There were more nominees in the Record of the Year, Album of the Year and Song of the Year categories. More Best New Artist contenders. More women in the top categories.

And even more high-profile snubs, with longtime Grammy favorites Taylor Swift and Beyoncé passed over in the categories where they once reigned supreme.

These are the freshly supersized Grammys, with eight nominees instead of five in the four general categories that are the show’s centerpieces. And on the heels of a push for diversity and inclusion that sprang out of last year’s perception that the Grammys were shortchanging female artists, women were featured artists on five of the eight Record of the Year, Album of the Year and Song of the Year nominees.

And in the Best New Artist category, also expanded to eight, one man (Luke Combs) and one male group (Greta Van Fleet) were nominated alongside female duo Chloe x Halle and five solo women artists: H.E.R., Dua Lipa, Margo Price, Bebe Rexha and Jorja Smith.

Last year, when the Grammys were lauded for finally recognizing that hip-hop is at the center of popular music, they were also slammed for not featuring a single Record of the Year nominee fronted by a woman and letting only Lorde into the lineup of Album of the Year nominees. Academy president Neil Portnow made matters worse in the aftermath of the #GrammysSoMale backlash when he said that women in the music industry needed to “step up.”

So in May, the academy launched a task force to improve diversity and inclusion, and over the rest of the year it pushed to put more women on its governance committees and on the nomination review committees that oversee its categories.
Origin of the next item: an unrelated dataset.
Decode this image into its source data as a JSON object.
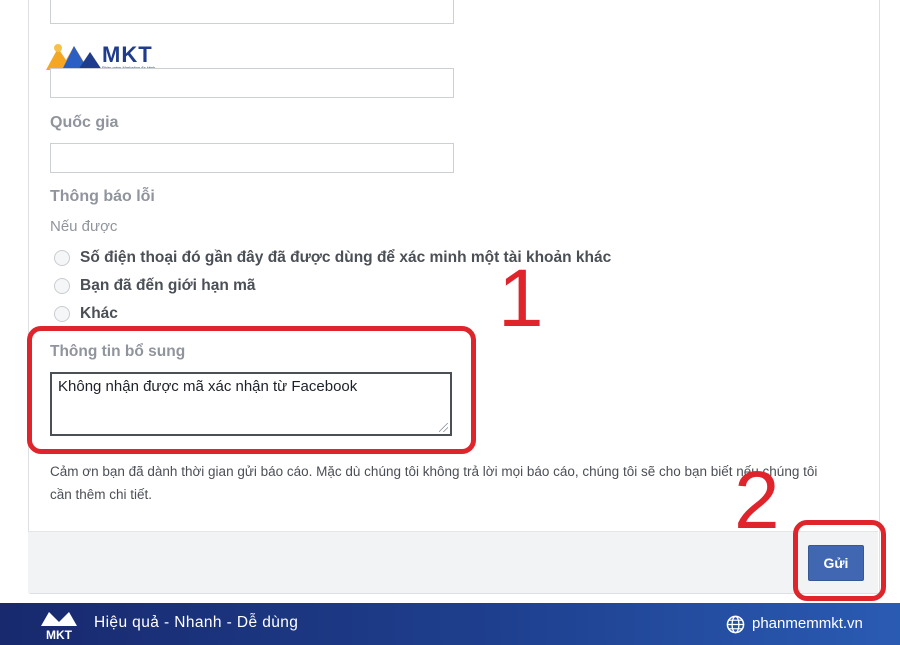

The result made the review committee 51 percent male and 48 percent people of color — and together with what was a very good year for female artists, it resulted in marquee categories filled with the likes of Cardi B, Brandi Carlile, Lady Gaga, Kacey Musgraves and Maren Morris.

Of course, the supersized categories contained plenty of room for Kendrick Lamar, who led all artists with eight nominations, most for “All the Stars” from his “Black Panther” soundtrack. And for Drake, nominated in all three of the top categories, and Childish Gambino, whose “This Is America” was nominated for Record and Song of the Year.

Who was missing? Well, that’s when the Grammys’ embrace of female artists gets interesting. Two-time Album of the Year winner Taylor Swift was eligible for “Reputation,” but she was shut out of the top categories and had to settle for a single nomination, for Best Pop Vocal Album.

And Beyoncé and Jay-Z’s “Everything Is Love” didn’t even get a token nomination, being shut out completely 10 months after they sat in the front row at the Grammys with their daughter, Blue Ivy.

They weren’t the only favorites who were bypassed by voters: Ed Sheeran and Beyoncé’s “Perfect” didn’t get an expected Record of the Year nomination, and neither did Maroon 5’s collaboration with Cardi B, “Girls Like You.”

In the Album of the Year voting, Post Malone, Carlile and “Black Panther” outperformed expectations, while Ariana Grande, Chris Stapleton and Sam Smith fell short. In the Best New Artist category, Chloe x Halle and Jorja Smith took slots that seemed likelier to be earmarked for, say, Troye Sivan and Ella Mai.

But that’s the Grammys for you: With more than 21,000 entries competing for spots in the 84 categories, every corner of the music world is bound to feel embraced at times and snubbed at other times.

And Friday’s beefed-up nominations did both of those things as the 13,000 Grammy voters tried to wrap their arms around the world and found that those arms don’t quite stretch far enough.